Sometimes you just want a general sense of uncertainty for your sample estimates. We use credible_interval() to compute a credible interval. This will give you the smallest interval for which there is a credibility (kwarg argument that defaults to \(0.5\)) chance of the bias being within that region. It will return a lower bound no less than \(0\) and an upper bound no greater than \(1\). This is subtly different from frequentist confidence intervals. In our 5 sample example, the latter reports an interval that is expected to contain p (often chosen to be 95%) all such 5 sample estimates of the mean.

Common Metrics

Many performance metrics used for binary classification follow the same mechanics as the analysis above. This following is not an exhaustive list of performance metrics that can be readily translated into a biased coin scenario in which we wish to determine heads / (heads + tails).

  • Precision: true positive / (true positive + false positive)

  • Recall: true positive / (true positive + false negative)

  • Accuracy: correctly identified / (correctly identified + incorrectly identified)

ROC AUC

ROC AUC is an extremely useful measure for binary classification. Like many other measures of performance for binary classification, it can be expressed as a proportion of outcomes. However, unlike other measures of performance, it does not make use of a threshold.
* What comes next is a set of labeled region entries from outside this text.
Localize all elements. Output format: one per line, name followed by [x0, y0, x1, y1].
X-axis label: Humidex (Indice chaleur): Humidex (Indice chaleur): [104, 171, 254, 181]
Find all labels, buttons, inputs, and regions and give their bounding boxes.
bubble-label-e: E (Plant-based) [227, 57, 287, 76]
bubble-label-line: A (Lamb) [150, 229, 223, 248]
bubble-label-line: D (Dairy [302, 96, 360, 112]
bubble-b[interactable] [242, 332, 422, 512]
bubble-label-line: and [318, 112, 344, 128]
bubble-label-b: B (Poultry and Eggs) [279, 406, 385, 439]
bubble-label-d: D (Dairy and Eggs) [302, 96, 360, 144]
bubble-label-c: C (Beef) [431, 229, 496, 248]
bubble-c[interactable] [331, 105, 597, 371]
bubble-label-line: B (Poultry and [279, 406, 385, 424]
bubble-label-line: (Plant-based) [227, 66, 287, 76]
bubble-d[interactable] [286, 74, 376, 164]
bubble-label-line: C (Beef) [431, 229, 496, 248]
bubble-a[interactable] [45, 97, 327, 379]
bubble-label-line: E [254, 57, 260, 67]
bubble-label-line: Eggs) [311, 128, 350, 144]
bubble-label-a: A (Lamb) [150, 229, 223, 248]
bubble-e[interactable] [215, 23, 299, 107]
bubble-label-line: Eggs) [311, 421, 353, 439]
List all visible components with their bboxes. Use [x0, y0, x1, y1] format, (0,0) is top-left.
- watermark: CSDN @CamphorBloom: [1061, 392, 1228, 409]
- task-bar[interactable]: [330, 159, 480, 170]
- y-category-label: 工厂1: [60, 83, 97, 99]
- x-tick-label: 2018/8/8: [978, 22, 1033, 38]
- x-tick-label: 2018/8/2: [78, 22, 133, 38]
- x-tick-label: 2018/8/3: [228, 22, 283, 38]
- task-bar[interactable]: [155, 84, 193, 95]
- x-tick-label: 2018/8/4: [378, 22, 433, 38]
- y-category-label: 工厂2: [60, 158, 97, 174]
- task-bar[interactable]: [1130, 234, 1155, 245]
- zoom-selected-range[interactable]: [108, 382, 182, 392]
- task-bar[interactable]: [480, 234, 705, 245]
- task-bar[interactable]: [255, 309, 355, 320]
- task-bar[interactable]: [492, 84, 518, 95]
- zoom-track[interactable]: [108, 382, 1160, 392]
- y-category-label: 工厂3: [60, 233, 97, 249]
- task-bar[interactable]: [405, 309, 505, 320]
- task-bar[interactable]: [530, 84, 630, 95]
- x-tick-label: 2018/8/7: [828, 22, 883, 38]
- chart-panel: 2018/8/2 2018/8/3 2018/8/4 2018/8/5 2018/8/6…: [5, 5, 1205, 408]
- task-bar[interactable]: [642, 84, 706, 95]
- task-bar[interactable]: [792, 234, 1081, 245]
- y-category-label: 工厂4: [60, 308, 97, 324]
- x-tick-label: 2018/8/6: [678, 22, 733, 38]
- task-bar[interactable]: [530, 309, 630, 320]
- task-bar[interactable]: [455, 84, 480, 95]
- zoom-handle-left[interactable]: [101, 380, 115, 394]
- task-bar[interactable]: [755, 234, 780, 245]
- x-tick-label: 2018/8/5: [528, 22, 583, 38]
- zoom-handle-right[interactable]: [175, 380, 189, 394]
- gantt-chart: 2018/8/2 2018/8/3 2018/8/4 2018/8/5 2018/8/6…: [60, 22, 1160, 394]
This ultimately makes it a ranking metric, as it characterizes the degree to which positive instances are scored higher than negative instances. However, like other metrics, it can be expressed as an empirical measure of a proportion. Specifically, ROC AUC is the proportion of pairs of positive and negative examples such that the positive example is scored higher than the negative one. This can be expressed as

\[\frac{1}{NM}\sum\limits_{n,m}^{N,M} \mathrm{score}(\mathrm{Positive}_n) > \mathrm{score}(\mathrm{Negative}_m)\]

However, computing the area under the receiver operating characteristic is a more computationally efficient means of computing the same quantity. roc_auc_preprocess() will convert a positive and negative sample count to an associated count of correctly and incorrectly ranked pairs of positive and negative instances using the ROC AUC score. This pair of numbers can be used as arguments for prob_below() and credible_interval().